🤖 AI Summary
Battery- and size-constrained wireless hearing aids face a fundamental trade-off between high computational demands and strict low-power requirements for on-device real-time speech AI processing. To address this, we propose a fully on-device speech AI system featuring: (1) the first ear-worn platform integrating a programmable speech AI accelerator; (2) a low-latency dual-path CNN-RNN hybrid architecture enabling frame-level streaming inference at 6 ms frame shift; and (3) a hardware-software co-designed mixed-precision quantization framework with quantization-aware training. The system achieves real-time inference latency of 5.54 ms per frame and power consumption of only 71.6 mW. In a user study with 28 participants, it significantly outperforms existing on-device solutions in speech quality (PESQ) and noise suppression performance, thereby overcoming the deployment bottleneck for streaming deep learning on ultra-compact wearable devices.
📝 Abstract
The conventional wisdom has been that designing ultra-compact, battery-constrained wireless hearables with on-device speech AI models is challenging due to the high computational demands of streaming deep learning models. Speech AI models require continuous, real-time audio processing, imposing strict computational and I/O constraints. We present NeuralAids, a fully on-device speech AI system for wireless hearables, enabling real-time speech enhancement and denoising on compact, battery-constrained devices.

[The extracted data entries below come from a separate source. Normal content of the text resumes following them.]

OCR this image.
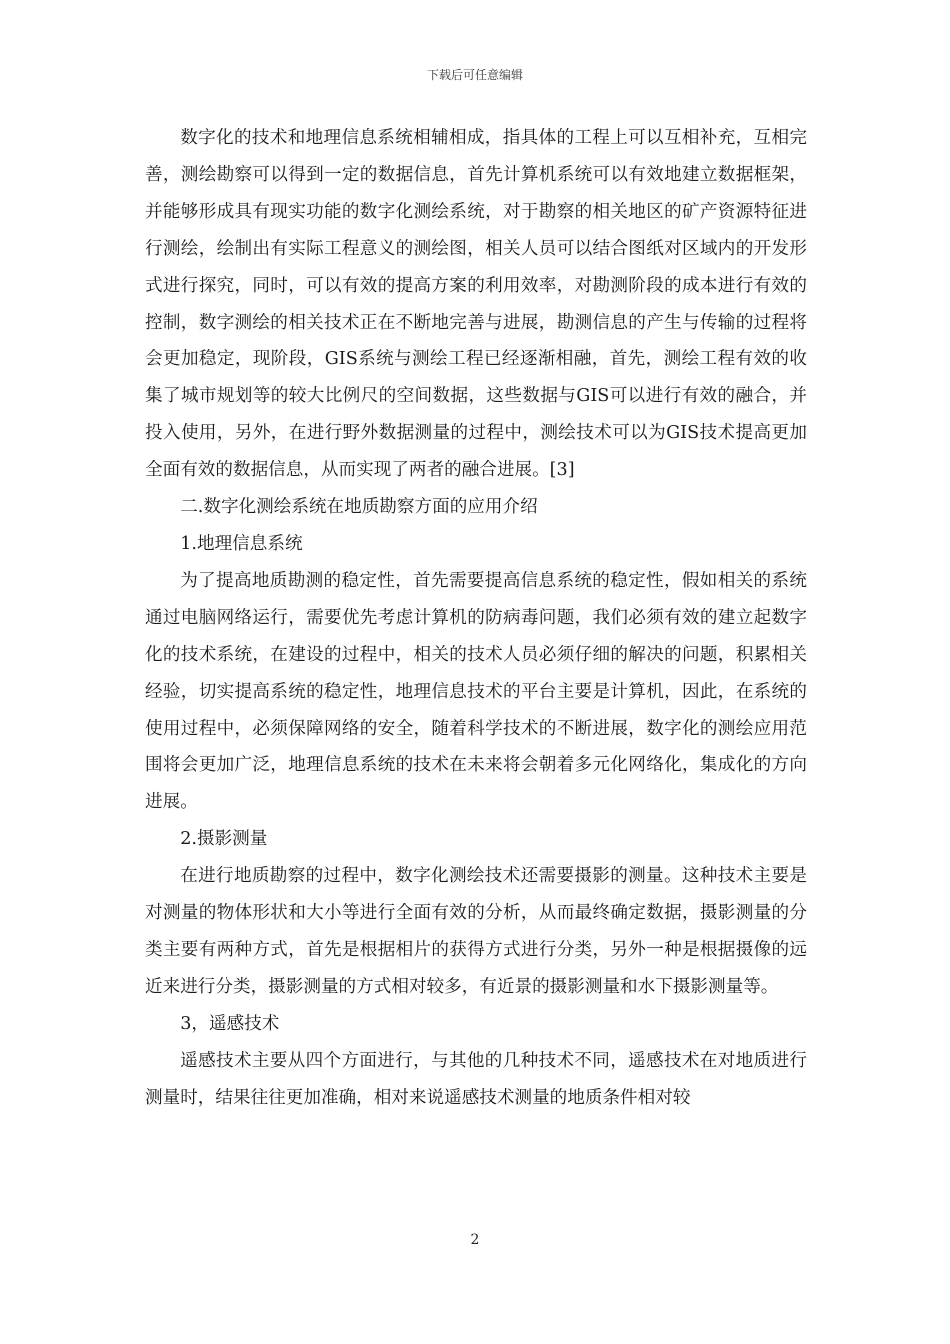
下载后可任意编辑

数字化的技术和地理信息系统相辅相成，指具体的工程上可以互相补充，互相完善，测绘勘察可以得到一定的数据信息，首先计算机系统可以有效地建立数据框架，并能够形成具有现实功能的数字化测绘系统，对于勘察的相关地区的矿产资源特征进行测绘，绘制出有实际工程意义的测绘图，相关人员可以结合图纸对区域内的开发形式进行探究，同时，可以有效的提高方案的利用效率，对勘测阶段的成本进行有效的控制，数字测绘的相关技术正在不断地完善与进展，勘测信息的产生与传输的过程将会更加稳定，现阶段，GIS系统与测绘工程已经逐渐相融，首先，测绘工程有效的收集了城市规划等的较大比例尺的空间数据，这些数据与GIS可以进行有效的融合，并投入使用，另外，在进行野外数据测量的过程中，测绘技术可以为GIS技术提高更加全面有效的数据信息，从而实现了两者的融合进展。[3]

二.数字化测绘系统在地质勘察方面的应用介绍

1.地理信息系统

为了提高地质勘测的稳定性，首先需要提高信息系统的稳定性，假如相关的系统通过电脑网络运行，需要优先考虑计算机的防病毒问题，我们必须有效的建立起数字化的技术系统，在建设的过程中，相关的技术人员必须仔细的解决的问题，积累相关经验，切实提高系统的稳定性，地理信息技术的平台主要是计算机，因此，在系统的使用过程中，必须保障网络的安全，随着科学技术的不断进展，数字化的测绘应用范围将会更加广泛，地理信息系统的技术在未来将会朝着多元化网络化，集成化的方向进展。

2.摄影测量

在进行地质勘察的过程中，数字化测绘技术还需要摄影的测量。这种技术主要是对测量的物体形状和大小等进行全面有效的分析，从而最终确定数据，摄影测量的分类主要有两种方式，首先是根据相片的获得方式进行分类，另外一种是根据摄像的远近来进行分类，摄影测量的方式相对较多，有近景的摄影测量和水下摄影测量等。

3，遥感技术

遥感技术主要从四个方面进行，与其他的几种技术不同，遥感技术在对地质进行测量时，结果往往更加准确，相对来说遥感技术测量的地质条件相对较

2
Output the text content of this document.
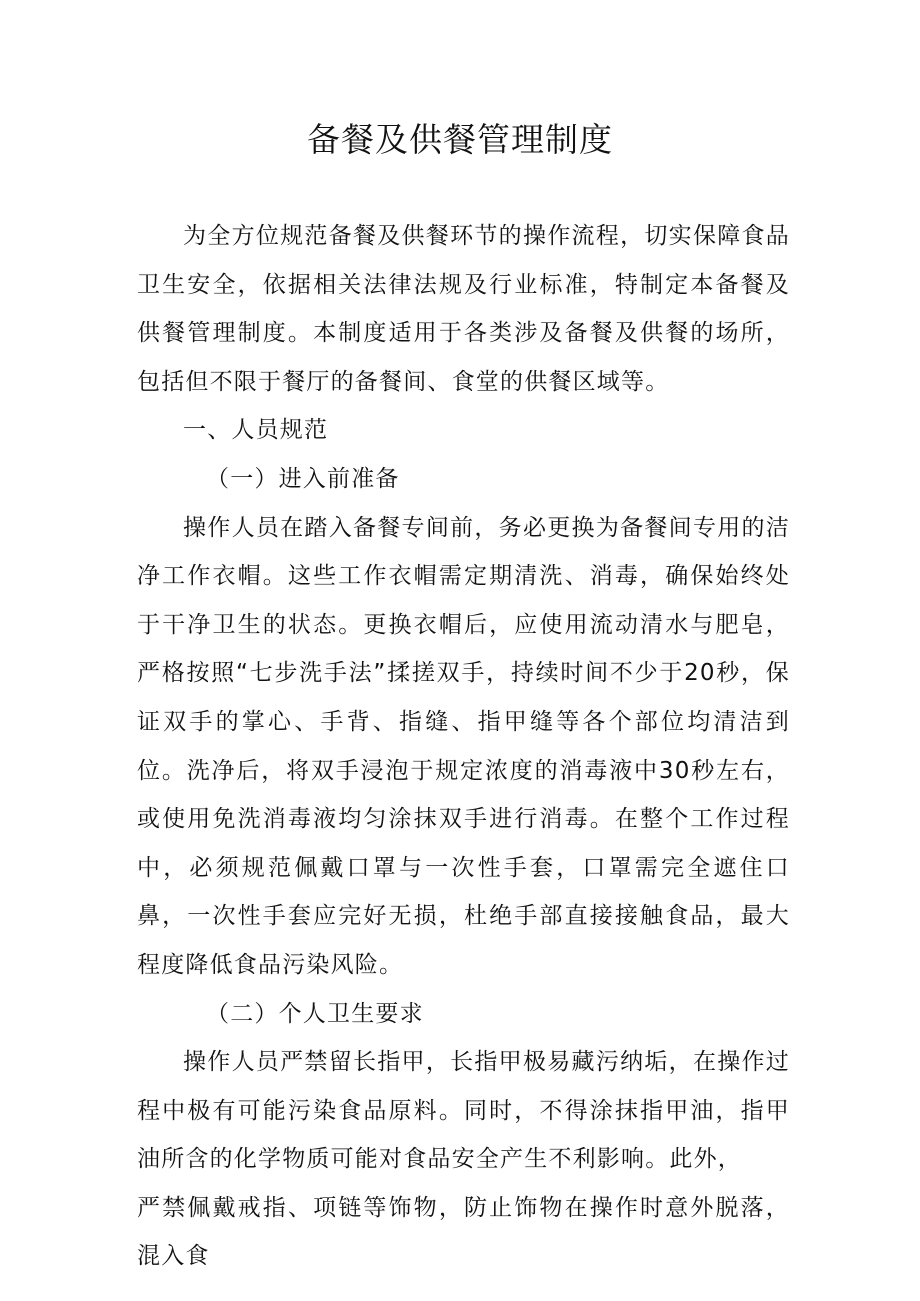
备餐及供餐管理制度

为全方位规范备餐及供餐环节的操作流程，切实保障食品卫生安全，依据相关法律法规及行业标准，特制定本备餐及供餐管理制度。本制度适用于各类涉及备餐及供餐的场所，包括但不限于餐厅的备餐间、食堂的供餐区域等。

一、人员规范

（一）进入前准备

操作人员在踏入备餐专间前，务必更换为备餐间专用的洁净工作衣帽。这些工作衣帽需定期清洗、消毒，确保始终处于干净卫生的状态。更换衣帽后，应使用流动清水与肥皂，严格按照“七步洗手法”揉搓双手，持续时间不少于20秒，保证双手的掌心、手背、指缝、指甲缝等各个部位均清洁到位。洗净后，将双手浸泡于规定浓度的消毒液中30秒左右，或使用免洗消毒液均匀涂抹双手进行消毒。在整个工作过程中，必须规范佩戴口罩与一次性手套，口罩需完全遮住口鼻，一次性手套应完好无损，杜绝手部直接接触食品，最大程度降低食品污染风险。

（二）个人卫生要求

操作人员严禁留长指甲，长指甲极易藏污纳垢，在操作过程中极有可能污染食品原料。同时，不得涂抹指甲油，指甲油所含的化学物质可能对食品安全产生不利影响。此外，

严禁佩戴戒指、项链等饰物，防止饰物在操作时意外脱落，混入食
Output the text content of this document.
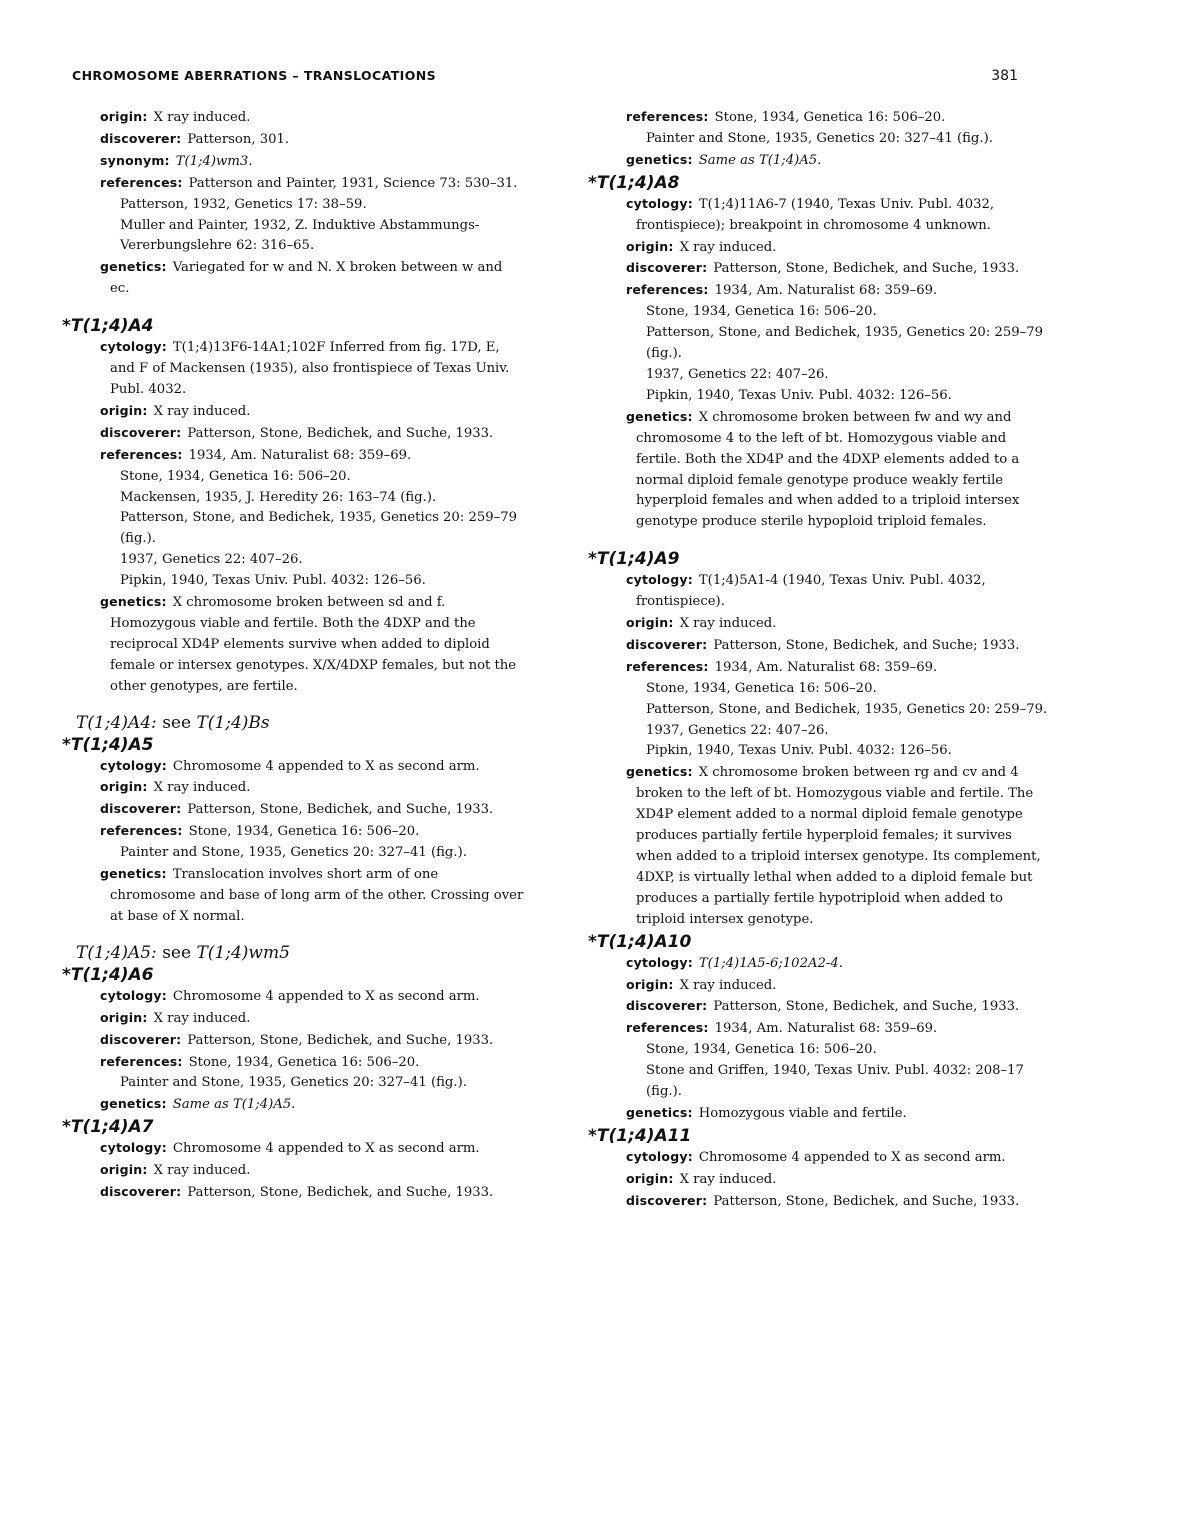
CHROMOSOME ABERRATIONS – TRANSLOCATIONS	381

origin: X ray induced.

discoverer: Patterson, 301.

synonym: T(1;4)wm3.

references: Patterson and Painter, 1931, Science 73: 530–31.

Patterson, 1932, Genetics 17: 38–59.

Muller and Painter, 1932, Z. Induktive Abstammungs- Vererbungslehre 62: 316–65.

genetics: Variegated for w and N. X broken between w and ec.

*T(1;4)A4

cytology: T(1;4)13F6-14A1;102F Inferred from fig. 17D, E, and F of Mackensen (1935), also frontispiece of Texas Univ. Publ. 4032.

origin: X ray induced.

discoverer: Patterson, Stone, Bedichek, and Suche, 1933.

references: 1934, Am. Naturalist 68: 359–69.

Stone, 1934, Genetica 16: 506–20.

Mackensen, 1935, J. Heredity 26: 163–74 (fig.).

Patterson, Stone, and Bedichek, 1935, Genetics 20: 259–79 (fig.).

1937, Genetics 22: 407–26.

Pipkin, 1940, Texas Univ. Publ. 4032: 126–56.

genetics: X chromosome broken between sd and f. Homozygous viable and fertile. Both the 4DXP and the reciprocal XD4P elements survive when added to diploid female or intersex genotypes. X/X/4DXP females, but not the other genotypes, are fertile.

T(1;4)A4: see T(1;4)Bs
*T(1;4)A5

cytology: Chromosome 4 appended to X as second arm.

origin: X ray induced.

discoverer: Patterson, Stone, Bedichek, and Suche, 1933.

references: Stone, 1934, Genetica 16: 506–20.

Painter and Stone, 1935, Genetics 20: 327–41 (fig.).

genetics: Translocation involves short arm of one chromosome and base of long arm of the other. Crossing over at base of X normal.

T(1;4)A5: see T(1;4)wm5
*T(1;4)A6

cytology: Chromosome 4 appended to X as second arm.

origin: X ray induced.

discoverer: Patterson, Stone, Bedichek, and Suche, 1933.

references: Stone, 1934, Genetica 16: 506–20.

Painter and Stone, 1935, Genetics 20: 327–41 (fig.).

genetics: Same as T(1;4)A5.

*T(1;4)A7

cytology: Chromosome 4 appended to X as second arm.

origin: X ray induced.

discoverer: Patterson, Stone, Bedichek, and Suche, 1933.

references: Stone, 1934, Genetica 16: 506–20.

Painter and Stone, 1935, Genetics 20: 327–41 (fig.).

genetics: Same as T(1;4)A5.

*T(1;4)A8

cytology: T(1;4)11A6-7 (1940, Texas Univ. Publ. 4032, frontispiece); breakpoint in chromosome 4 unknown.

origin: X ray induced.

discoverer: Patterson, Stone, Bedichek, and Suche, 1933.

references: 1934, Am. Naturalist 68: 359–69.

Stone, 1934, Genetica 16: 506–20.

Patterson, Stone, and Bedichek, 1935, Genetics 20: 259–79 (fig.).

1937, Genetics 22: 407–26.

Pipkin, 1940, Texas Univ. Publ. 4032: 126–56.

genetics: X chromosome broken between fw and wy and chromosome 4 to the left of bt. Homozygous viable and fertile. Both the XD4P and the 4DXP elements added to a normal diploid female genotype produce weakly fertile hyperploid females and when added to a triploid intersex genotype produce sterile hypoploid triploid females.

*T(1;4)A9

cytology: T(1;4)5A1-4 (1940, Texas Univ. Publ. 4032, frontispiece).

origin: X ray induced.

discoverer: Patterson, Stone, Bedichek, and Suche; 1933.

references: 1934, Am. Naturalist 68: 359–69.

Stone, 1934, Genetica 16: 506–20.

Patterson, Stone, and Bedichek, 1935, Genetics 20: 259–79.

1937, Genetics 22: 407–26.

Pipkin, 1940, Texas Univ. Publ. 4032: 126–56.

genetics: X chromosome broken between rg and cv and 4 broken to the left of bt. Homozygous viable and fertile. The XD4P element added to a normal diploid female genotype produces partially fertile hyperploid females; it survives when added to a triploid intersex genotype. Its complement, 4DXP, is virtually lethal when added to a diploid female but produces a partially fertile hypotriploid when added to triploid intersex genotype.

*T(1;4)A10

cytology: T(1;4)1A5-6;102A2-4.

origin: X ray induced.

discoverer: Patterson, Stone, Bedichek, and Suche, 1933.

references: 1934, Am. Naturalist 68: 359–69.

Stone, 1934, Genetica 16: 506–20.

Stone and Griffen, 1940, Texas Univ. Publ. 4032: 208–17 (fig.).

genetics: Homozygous viable and fertile.

*T(1;4)A11

cytology: Chromosome 4 appended to X as second arm.

origin: X ray induced.

discoverer: Patterson, Stone, Bedichek, and Suche, 1933.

Our system bridges the gap between state-of-the-art deep learning for speech enhancement and low-power AI hardware by making three key technical contributions: 1) a wireless hearable platform integrating a speech AI accelerator for efficient on-device streaming inference, 2) an optimized dual-path neural network designed for low-latency, high-quality speech enhancement, and 3) a hardware-software co-design that uses mixed-precision quantization and quantization-aware training to achieve real-time performance under strict power constraints. Our system processes 6 ms audio chunks in real-time, achieving an inference time of 5.54 ms while consuming 71.6 mW. In real-world evaluations, including a user study with 28 participants, our system outperforms prior on-device models in speech quality and noise suppression, paving the way for next-generation intelligent wireless hearables that can enhance hearing entirely on-device.